This milestone report explores the HC Corpora dataset. This report is part of the data science capstone project provided through Coursera by John Hopkins University and Swiftkey.
Before we start analysis, the required libraries are attached.
# Libraries
library(knitr)
library(tm)
library(ggplot2, warn.conflicts=F)
library(wordcloud)
library(ngram)
The following code downloads and extracts the data (when not already available). The US English corpus is loaded and some summary statistics are calculated. The next section defines a random sample of the text based on 1% of the content of each of the three files.

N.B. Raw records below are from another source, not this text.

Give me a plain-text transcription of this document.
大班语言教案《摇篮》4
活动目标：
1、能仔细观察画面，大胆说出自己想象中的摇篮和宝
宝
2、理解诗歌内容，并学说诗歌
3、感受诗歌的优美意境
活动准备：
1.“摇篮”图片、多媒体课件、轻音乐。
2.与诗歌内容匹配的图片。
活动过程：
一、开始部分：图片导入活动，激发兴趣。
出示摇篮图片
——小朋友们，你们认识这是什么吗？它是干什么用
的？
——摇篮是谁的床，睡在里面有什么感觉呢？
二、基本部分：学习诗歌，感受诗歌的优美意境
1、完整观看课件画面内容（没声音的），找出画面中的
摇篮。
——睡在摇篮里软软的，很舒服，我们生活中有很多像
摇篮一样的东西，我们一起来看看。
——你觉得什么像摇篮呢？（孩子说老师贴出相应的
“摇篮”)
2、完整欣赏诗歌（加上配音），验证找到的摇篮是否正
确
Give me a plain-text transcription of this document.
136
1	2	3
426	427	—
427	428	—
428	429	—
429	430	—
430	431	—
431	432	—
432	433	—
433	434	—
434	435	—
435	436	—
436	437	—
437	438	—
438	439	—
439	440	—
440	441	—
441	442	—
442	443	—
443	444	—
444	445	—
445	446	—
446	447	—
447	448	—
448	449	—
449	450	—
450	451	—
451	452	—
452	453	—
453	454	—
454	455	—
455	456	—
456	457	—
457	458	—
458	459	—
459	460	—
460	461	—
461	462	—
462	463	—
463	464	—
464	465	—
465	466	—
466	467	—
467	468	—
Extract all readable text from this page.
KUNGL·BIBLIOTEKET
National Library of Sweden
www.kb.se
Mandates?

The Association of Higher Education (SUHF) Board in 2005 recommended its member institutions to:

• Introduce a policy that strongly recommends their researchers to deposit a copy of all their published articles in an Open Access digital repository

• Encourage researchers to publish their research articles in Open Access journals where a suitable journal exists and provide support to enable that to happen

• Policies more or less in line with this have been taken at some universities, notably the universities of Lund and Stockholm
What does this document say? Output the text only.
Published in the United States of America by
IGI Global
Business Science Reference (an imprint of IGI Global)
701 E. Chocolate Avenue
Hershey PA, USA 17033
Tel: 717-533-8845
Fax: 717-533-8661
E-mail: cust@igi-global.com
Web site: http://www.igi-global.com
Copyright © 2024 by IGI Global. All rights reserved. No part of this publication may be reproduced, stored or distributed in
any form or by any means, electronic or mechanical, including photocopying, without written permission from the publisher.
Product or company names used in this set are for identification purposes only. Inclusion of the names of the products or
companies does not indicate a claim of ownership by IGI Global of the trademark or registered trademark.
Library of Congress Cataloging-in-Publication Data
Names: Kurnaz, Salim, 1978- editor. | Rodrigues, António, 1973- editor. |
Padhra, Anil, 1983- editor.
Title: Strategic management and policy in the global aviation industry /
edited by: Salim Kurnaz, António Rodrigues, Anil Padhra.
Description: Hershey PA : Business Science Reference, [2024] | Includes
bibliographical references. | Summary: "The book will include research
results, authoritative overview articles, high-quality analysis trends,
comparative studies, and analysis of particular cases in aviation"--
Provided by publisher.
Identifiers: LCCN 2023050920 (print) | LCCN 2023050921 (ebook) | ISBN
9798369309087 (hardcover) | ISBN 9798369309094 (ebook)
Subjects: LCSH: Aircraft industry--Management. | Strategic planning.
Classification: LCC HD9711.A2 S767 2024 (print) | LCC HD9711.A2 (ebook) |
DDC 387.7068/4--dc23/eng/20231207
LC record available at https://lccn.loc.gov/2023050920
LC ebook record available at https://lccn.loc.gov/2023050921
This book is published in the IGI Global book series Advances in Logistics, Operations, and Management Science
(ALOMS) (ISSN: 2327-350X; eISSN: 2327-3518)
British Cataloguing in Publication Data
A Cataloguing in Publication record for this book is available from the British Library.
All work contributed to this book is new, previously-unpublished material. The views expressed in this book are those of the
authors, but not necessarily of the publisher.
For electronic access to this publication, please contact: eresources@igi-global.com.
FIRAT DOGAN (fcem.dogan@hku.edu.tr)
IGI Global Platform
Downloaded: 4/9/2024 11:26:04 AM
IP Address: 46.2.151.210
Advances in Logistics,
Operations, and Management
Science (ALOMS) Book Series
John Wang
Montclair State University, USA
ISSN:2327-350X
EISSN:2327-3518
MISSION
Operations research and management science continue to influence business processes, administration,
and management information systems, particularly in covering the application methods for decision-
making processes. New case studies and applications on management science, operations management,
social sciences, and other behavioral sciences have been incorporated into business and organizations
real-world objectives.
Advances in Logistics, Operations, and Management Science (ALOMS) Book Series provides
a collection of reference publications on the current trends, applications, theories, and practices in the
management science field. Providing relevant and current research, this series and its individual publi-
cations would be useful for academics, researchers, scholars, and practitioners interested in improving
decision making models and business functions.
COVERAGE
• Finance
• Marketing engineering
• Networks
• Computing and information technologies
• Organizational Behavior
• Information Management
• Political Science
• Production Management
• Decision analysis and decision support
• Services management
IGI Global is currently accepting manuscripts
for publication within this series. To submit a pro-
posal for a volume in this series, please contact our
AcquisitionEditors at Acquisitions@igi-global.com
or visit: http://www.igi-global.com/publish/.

The sample text is cleaned by removing punctuation, numbers and extra white space.
# Download and unzip
dataset <- "https://d396qusza40orc.cloudfront.net/dsscapstone/dataset/Coursera-SwiftKey.zip"
if (!file.exists("SwiftKey.zip")) download.file(dataset, destfile="SwiftKey.zip")
if (!file.exists("final/")) unzip("Coursera-SwiftKey.zip")
# Load data and generate sample
folder <- "final/en_US/"
files <- dir(folder)
props <- data.frame(name=files, size=round(file.info(paste0(folder, files))$size/1024^2), lines=NA, words=NA, sample=NA)
textSample <- vector()
set.seed(1969)
for (corpus in files) {
tekst <- readLines(paste0(folder, corpus), skipNul=T)
props$lines[props$name==corpus] <- length(tekst)
props$words[props$name==corpus] <- wordcount(tekst)
train <- round(0.005*length(tekst))
props$sample[props$name==corpus] <- train
textSample <- c(textSample, sample(tekst, train))
}
# Display results
props$lines <- prettyNum(props$lines, big.mark=",")
props$words <- prettyNum(props$words, big.mark=",")
props$sample <- prettyNum(props$sample, big.mark=",")
kable(props, col.names=c("File", "Size [MB]", "Lines", "Word count", "Sample size"), align=c("l", rep("r", 4)))
File | Size [MB] | Lines | Word count | Sample size |
---|---|---|---|---|
en_US.blogs.txt | 200 | 899,288 | 37,334,131 | 4,496 |
en_US.news.txt | 196 | 1,010,242 | 34,372,530 | 5,051 |
en_US.twitter.txt | 159 | 2,360,148 | 30,373,583 | 11,801 |
# Convert sample to tm corpus and clean data
textSample <- iconv(textSample, to="utf-8", sub="")
textSample <- textSample[!is.na(textSample)]
SampleCorpus <- Corpus(VectorSource(textSample))
SampleCorpus <- tm_map(SampleCorpus, removePunctuation)
SampleCorpus <- tm_map(SampleCorpus, removeNumbers)
SampleCorpus <- tm_map(SampleCorpus, stripWhitespace)
SampleCorpus <- tm_map(SampleCorpus, content_transformer(tolower))
A Term-Document Matrix, based on single, double and triple words (n-grams), is generated to visualise the most common terms. The function finds the most frequent n-grams and visualises these.
biGramTokenizer <- function(x) RWeka::NGramTokenizer(x, Weka_control(min=2, max=2))
triGramTokenizer <- function(x) RWeka::NGramTokenizer(x, Weka_control(min=3, max=3))
wordMatrix <- TermDocumentMatrix(SampleCorpus)
#biGramMatrix <- TermDocumentMatrix(SampleCorpus, control=list(tokenize=biGramTokenizer))
#triGramMatrix <- TermDocumentMatrix(SampleCorpus, control=list(tokenize=triGramTokenizer))
# Visualise sample
wordplot <- function(data,f) {
freqTerms <- findFreqTerms(data, lowfreq=f)
termFrequency <- rowSums(as.matrix(data[freqTerms,]))
termFrequency <- data.frame(ngram=names(termFrequency), frequency=termFrequency)
ggplot(termFrequency, aes(x=reorder(ngram, frequency), y=frequency)) +
geom_bar(stat = "identity") + coord_flip() +
xlab("Word") + ylab("Frequency") + labs(title = "Top Words by Frequency")
}
wordplot(wordMatrix, 1200)
This analysis visualises the high level of occurrence of stop-word in the English language. These were not filtered from the text because they are required to be able to predict text. The discovered patterns can be used to generate a text prediction model. When analysing a corpus for meaning the stop-words should be removed.